Estableciendo que dentro de los límites fijados por la justicia legal, la gente puede hacer lo que quiera con su propiedad, los escolásticos hacían tres excepciones. La primera son las personas no adultas, que tienen pleno derecho a la posesión de los bienes, pero sólo un derecho limitado al uso y disposición de esos bienes. La corte también puede limitar el uso que de su propiedad pueda hacer un criminal, y también puede determinar qué parte de esa propiedad sea transferida a otro por motivos de justa restitución y compensación. La tercera, y de lejos la forma más común de limitar la propiedad privada, son los impuestos.
No todo impuesto es justo y no toda evasión injusta.
Para que una ley (impositiva o de cualquier otro tipo) fuera justa debía cumplimentar los requisitos de toda ley[53]. Asimismo debía también considerar la necesidad (¿es realmente necesario aumentar o modificar los impuestos?), la oportunidad (¿es éste el momento oportuno para modificar los impuestos?), la forma (¿son estos impuestos propuestos equitativos y proporcionales?), y el nivel (¿las reformas imponen pesos moderados o excesivos?). Según Pedro de Navarra, el príncipe que utiliza fondos de impuestos para sus intereses personales comete un robo y cataloga tal acción como confiscación tiránica y rapiña[54]. Estableció asimismo que cuando la razón por la que se pone un impuesto deja de existir, por derecho natural los ciudadanos no están obligados a pagarlos[55].

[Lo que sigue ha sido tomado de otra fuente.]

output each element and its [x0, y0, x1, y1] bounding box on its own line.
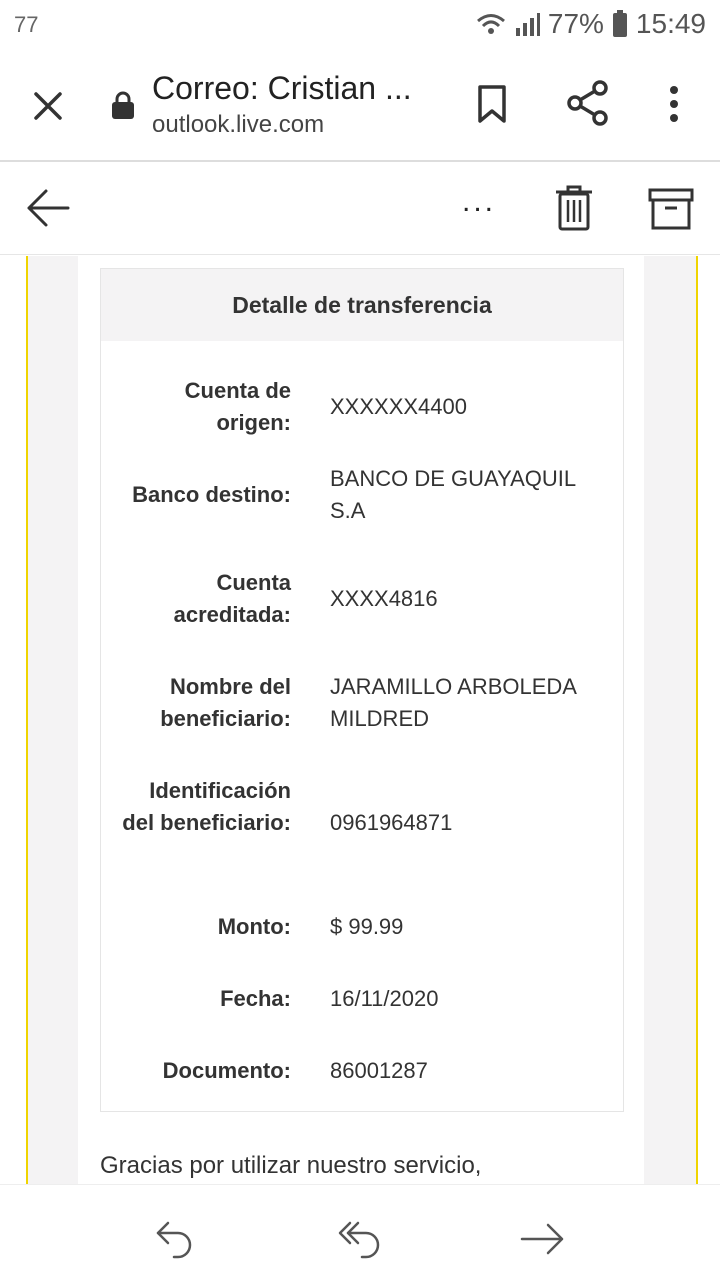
transfer-detail-card: Detalle de transferencia Cuenta de orige…	[100, 268, 624, 1112]
email-content: Detalle de transferencia Cuenta de orige…	[78, 256, 644, 1184]
detail-value: 16/11/2020	[330, 986, 439, 1011]
back-arrow-icon[interactable]	[24, 184, 72, 232]
share-icon[interactable]	[566, 80, 610, 126]
url-text: outlook.live.com	[152, 111, 325, 138]
archive-icon[interactable]	[648, 186, 694, 232]
lock-icon	[110, 90, 136, 120]
detail-value: XXXXXX4400	[330, 394, 467, 419]
reply-all-icon[interactable]	[338, 1219, 384, 1259]
detail-header: Detalle de transferencia	[101, 269, 623, 341]
clock: 15:49	[635, 8, 706, 39]
bookmark-icon[interactable]	[474, 84, 510, 124]
browser-toolbar: Correo: Cristian ... outlook.live.com	[0, 50, 720, 162]
detail-value: $ 99.99	[330, 914, 404, 939]
close-icon[interactable]	[28, 86, 68, 126]
detail-value: 86001287	[330, 1058, 428, 1083]
signal-icon	[514, 12, 540, 36]
status-bar: 77 77% 15:49	[0, 0, 720, 50]
more-horizontal-icon[interactable]: ...	[454, 187, 504, 222]
status-right: 77% 15:49	[476, 8, 706, 40]
detail-value: JARAMILLO ARBOLEDA MILDRED	[330, 674, 576, 731]
detail-label: Cuenta de origen:	[184, 378, 291, 435]
reply-icon[interactable]	[154, 1219, 196, 1259]
mail-toolbar: ...	[0, 162, 720, 255]
page-title: Correo: Cristian ...	[152, 70, 412, 106]
detail-label: Nombre del beneficiario:	[160, 674, 291, 731]
thanks-text: Gracias por utilizar nuestro servicio,	[100, 1152, 482, 1179]
detail-value: BANCO DE GUAYAQUIL S.A	[330, 466, 576, 523]
detail-label: Identificación del beneficiario:	[122, 778, 291, 835]
email-frame: Detalle de transferencia Cuenta de orige…	[26, 256, 698, 1184]
detail-label: Monto:	[217, 914, 291, 939]
more-vertical-icon[interactable]	[660, 84, 688, 124]
detail-value: XXXX4816	[330, 586, 438, 611]
status-notification-count: 77	[14, 12, 39, 37]
wifi-icon	[476, 12, 506, 36]
detail-value: 0961964871	[330, 810, 453, 835]
address-bar[interactable]: Correo: Cristian ... outlook.live.com	[152, 70, 452, 139]
battery-percent: 77%	[547, 8, 604, 39]
detail-label: Documento:	[162, 1058, 291, 1083]
detail-label: Fecha:	[220, 986, 291, 1011]
email-body[interactable]: Detalle de transferencia Cuenta de orige…	[0, 256, 720, 1184]
trash-icon[interactable]	[554, 184, 594, 232]
bottom-action-bar	[0, 1184, 720, 1281]
detail-label: Cuenta acreditada:	[173, 570, 291, 627]
detail-label: Banco destino:	[132, 482, 291, 507]
forward-icon[interactable]	[520, 1219, 566, 1259]
battery-icon	[612, 10, 628, 38]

Acerca de la materia imponible, según la mayoría de los autores de este periodo, lo más apropiado es gravar las mercaderías que nos son de primera necesidad y que se trasladan de un lugar a otro. La moderación es la regla de oro de los impuestos.
Villalobos declaró que…
[…] han de advertir mucho los consejeros de los Reyes, considerando que los tributos adelgazan mucho a los pueblos y aun assuelan de manera a los labradores, que los lugares que ayer estavan en pie, y con número de vezinos, los vemos por el suelo, y hechos dehessas, porque no pueden los labradores tolerar los tributos[56].
Aquellos que hemos visto el poder depredador de las políticas colectivistas aplicadas en el siglo XX podemos entender fácilmente por qué este franciscano utiliza el término dehessas (terrenos extensos de propiedad común) como sinónimo de devastados o de infértiles.
A la luz de las circunstancias políticas de su tiempo, los escolásticos analizaron con gran coraje el tema impositivo. Varios autores modernos compartimos el juicio del rey Teodorico citado por Villalobos, de que «aquella sola heredad es agradable, en la qual no se temen los exactores y cobradores»[57].